Field relationships, together with new and compiled geochemical and geochronological data reveal a broadening of the southern segment of the ancestral Cascades arc into the Oregon back-arc region from 30-20 Ma. This period of volcanism generated rocks with elevated LILE/HFSE values and depleted Nb concentrations, consistent with a hydrated and metasomatized mantle source enriched in the water soluble elements Rb, Ba, K and Pb. We attribute this event to thermal uplift of the Farallon slab by the Yellowstone mantle plume, with heat diffusion, decompression and the release of volatiles promoting high-K calc-alkaline volcanism throughout the Oregon back-arc region. A significant number of the 30-20 Ma outcrops in southern Oregon, northern Nevada, and southwestern Idaho are dominated by andesitic lavas with high Sr/Y values consistent with adakites derived from the melting of oceanic crust, or from combined oceanic crust and mantle sources. These outcrops define a broad area of northeast trend parallel to plate motion, mid-way between the two hypothetical Yellowstone hotspot tracks of Wells et al. (2014). We conclude that this ~30-20 Ma adakite trend derives from the melting of oceanic crust from the Farallon slab lying above the Yellowstone plume tail. We consider this trend to be an older extension of the Yellowstone-Snake River Plain hotspot track.

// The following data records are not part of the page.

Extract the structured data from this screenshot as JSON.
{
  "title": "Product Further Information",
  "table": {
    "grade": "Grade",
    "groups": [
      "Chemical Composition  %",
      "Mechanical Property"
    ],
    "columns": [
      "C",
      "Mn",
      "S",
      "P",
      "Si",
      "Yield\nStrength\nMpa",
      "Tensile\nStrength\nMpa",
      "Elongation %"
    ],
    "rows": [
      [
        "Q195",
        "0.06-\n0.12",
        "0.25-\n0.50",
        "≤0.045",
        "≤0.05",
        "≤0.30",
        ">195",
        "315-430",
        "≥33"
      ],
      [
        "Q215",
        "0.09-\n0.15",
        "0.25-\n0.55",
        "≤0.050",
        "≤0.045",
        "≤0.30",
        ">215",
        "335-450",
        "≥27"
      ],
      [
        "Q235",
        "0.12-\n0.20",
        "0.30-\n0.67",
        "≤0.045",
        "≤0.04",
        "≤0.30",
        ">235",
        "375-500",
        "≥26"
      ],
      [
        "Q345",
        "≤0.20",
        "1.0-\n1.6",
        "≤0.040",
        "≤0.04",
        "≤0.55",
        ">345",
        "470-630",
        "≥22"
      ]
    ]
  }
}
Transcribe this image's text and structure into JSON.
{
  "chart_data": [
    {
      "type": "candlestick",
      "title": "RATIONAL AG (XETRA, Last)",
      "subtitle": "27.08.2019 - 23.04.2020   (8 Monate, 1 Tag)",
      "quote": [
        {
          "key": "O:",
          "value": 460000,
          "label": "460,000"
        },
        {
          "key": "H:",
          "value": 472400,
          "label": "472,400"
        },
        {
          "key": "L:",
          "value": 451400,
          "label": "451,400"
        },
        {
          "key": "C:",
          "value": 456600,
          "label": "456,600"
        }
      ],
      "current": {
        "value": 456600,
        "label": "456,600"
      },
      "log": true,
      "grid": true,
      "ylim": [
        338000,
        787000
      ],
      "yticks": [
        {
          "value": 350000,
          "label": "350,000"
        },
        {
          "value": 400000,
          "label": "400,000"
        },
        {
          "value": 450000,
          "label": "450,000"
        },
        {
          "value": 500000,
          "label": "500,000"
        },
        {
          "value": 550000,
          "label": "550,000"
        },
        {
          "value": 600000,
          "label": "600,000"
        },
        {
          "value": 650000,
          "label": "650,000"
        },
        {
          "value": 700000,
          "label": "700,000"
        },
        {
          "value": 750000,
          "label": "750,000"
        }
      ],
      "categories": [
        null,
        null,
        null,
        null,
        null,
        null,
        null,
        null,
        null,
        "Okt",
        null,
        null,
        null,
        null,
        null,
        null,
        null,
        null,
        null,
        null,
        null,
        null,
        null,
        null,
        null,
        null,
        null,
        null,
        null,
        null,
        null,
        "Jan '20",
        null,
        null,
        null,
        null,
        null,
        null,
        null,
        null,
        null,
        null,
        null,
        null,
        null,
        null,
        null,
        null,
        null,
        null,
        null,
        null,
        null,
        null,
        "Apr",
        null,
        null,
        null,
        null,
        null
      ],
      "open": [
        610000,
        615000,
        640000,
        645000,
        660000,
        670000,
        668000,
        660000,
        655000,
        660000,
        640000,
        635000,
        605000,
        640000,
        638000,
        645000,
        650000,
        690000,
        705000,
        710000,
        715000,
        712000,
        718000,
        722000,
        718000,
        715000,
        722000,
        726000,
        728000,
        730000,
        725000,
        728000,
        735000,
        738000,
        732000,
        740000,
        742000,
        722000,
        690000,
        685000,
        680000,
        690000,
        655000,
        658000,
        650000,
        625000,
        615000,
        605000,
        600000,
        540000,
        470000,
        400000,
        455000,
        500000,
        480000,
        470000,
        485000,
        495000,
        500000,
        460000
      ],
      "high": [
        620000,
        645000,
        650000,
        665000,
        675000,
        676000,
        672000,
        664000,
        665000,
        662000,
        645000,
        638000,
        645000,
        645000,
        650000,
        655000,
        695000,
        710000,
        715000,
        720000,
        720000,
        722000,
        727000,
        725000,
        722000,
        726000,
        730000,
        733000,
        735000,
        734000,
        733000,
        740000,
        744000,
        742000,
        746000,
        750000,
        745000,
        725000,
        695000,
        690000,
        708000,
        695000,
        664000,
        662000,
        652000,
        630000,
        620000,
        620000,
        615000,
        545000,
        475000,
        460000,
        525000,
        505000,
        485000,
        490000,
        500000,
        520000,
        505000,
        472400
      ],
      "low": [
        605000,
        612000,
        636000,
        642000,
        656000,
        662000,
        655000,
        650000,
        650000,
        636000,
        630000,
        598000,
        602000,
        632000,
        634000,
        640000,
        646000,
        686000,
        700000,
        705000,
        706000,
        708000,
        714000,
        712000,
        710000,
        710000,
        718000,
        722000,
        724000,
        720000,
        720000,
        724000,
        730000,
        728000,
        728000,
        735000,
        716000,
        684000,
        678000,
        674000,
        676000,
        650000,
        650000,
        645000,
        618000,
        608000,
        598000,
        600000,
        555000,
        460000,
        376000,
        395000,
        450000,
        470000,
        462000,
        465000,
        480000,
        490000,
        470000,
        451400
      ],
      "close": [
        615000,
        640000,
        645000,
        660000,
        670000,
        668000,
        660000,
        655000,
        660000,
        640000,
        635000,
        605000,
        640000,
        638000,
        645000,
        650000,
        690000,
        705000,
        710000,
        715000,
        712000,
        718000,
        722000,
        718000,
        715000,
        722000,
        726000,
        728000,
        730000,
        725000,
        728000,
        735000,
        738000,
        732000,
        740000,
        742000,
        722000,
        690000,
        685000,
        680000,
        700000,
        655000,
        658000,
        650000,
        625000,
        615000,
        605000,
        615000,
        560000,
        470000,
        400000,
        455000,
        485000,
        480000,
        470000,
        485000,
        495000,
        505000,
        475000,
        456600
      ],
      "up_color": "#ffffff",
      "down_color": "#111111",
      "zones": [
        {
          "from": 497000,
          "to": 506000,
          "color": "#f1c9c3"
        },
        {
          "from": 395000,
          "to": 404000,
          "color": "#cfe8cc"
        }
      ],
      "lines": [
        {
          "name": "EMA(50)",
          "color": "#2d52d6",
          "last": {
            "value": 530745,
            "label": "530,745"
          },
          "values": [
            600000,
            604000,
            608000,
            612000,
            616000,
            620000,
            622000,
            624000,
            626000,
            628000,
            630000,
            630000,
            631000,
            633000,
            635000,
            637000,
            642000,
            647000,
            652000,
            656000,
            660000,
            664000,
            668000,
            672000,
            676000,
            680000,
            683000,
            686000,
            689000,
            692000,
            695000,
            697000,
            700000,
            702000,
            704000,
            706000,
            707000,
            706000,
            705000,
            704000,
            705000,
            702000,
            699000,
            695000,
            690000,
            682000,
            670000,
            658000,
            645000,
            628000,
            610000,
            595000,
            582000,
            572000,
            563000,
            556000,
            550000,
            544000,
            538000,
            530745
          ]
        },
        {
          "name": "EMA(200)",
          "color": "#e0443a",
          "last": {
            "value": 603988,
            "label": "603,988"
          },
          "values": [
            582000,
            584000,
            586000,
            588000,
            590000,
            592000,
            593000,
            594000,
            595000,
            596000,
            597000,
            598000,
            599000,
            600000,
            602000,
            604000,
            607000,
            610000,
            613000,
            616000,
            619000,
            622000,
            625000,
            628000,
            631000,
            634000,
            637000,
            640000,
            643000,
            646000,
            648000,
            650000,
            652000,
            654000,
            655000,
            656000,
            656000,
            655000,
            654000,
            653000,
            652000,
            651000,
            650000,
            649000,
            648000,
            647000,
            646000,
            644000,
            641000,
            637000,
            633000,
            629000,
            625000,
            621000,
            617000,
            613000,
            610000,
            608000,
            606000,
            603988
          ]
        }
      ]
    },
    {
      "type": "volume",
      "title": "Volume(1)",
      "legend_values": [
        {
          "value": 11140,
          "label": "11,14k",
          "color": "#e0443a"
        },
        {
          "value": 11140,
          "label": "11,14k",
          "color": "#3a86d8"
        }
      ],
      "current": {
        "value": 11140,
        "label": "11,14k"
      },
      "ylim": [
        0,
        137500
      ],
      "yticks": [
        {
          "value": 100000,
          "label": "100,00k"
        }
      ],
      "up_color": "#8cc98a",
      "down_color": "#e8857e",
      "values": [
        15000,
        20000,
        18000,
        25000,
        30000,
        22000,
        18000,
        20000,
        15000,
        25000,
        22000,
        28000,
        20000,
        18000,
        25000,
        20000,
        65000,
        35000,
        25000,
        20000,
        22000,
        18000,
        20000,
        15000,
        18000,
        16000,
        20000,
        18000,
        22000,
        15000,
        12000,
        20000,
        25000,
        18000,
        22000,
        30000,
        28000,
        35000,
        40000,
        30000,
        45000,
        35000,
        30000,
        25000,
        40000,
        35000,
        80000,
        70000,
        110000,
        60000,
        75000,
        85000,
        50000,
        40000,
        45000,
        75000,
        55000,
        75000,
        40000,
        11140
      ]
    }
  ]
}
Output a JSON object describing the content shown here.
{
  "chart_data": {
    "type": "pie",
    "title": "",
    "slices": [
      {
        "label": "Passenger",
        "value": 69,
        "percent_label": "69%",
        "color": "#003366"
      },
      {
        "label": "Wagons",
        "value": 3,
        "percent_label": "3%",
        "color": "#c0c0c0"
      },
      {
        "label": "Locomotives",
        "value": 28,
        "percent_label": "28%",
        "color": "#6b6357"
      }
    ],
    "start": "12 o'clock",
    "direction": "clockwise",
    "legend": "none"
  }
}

Continued uplift resulted in a volcanic hiatus that began at 22-20 Ma, but ended at 16.7 Ma with coeval rupture of the uplifted slab in two separate places. The eastern rupture resulted in the eruption of Steens Basalt derived from the ascent of a dry mantle-plume source contaminated with depleted mantle. The western rupture resulted in the contemporaneous rejuvenation of high-K calc-alkaline volcanism due to renewed subduction and melting of a wet mantle source restricted to the Nevada-California border region. Since that time, the southern segment of the ancestral Cascades arc has migrated to the west at 7.8 km/m.y. Destruction of the slab is evident today in the resolution of a seismic hole beneath southern Oregon that is bound on the south by the Yellowstone adakite hotspot track. Its demise is the combined result of a long-lived sequence of thermal erosion, rapid tearing, and the foundering of slab segments from 30-10 Ma.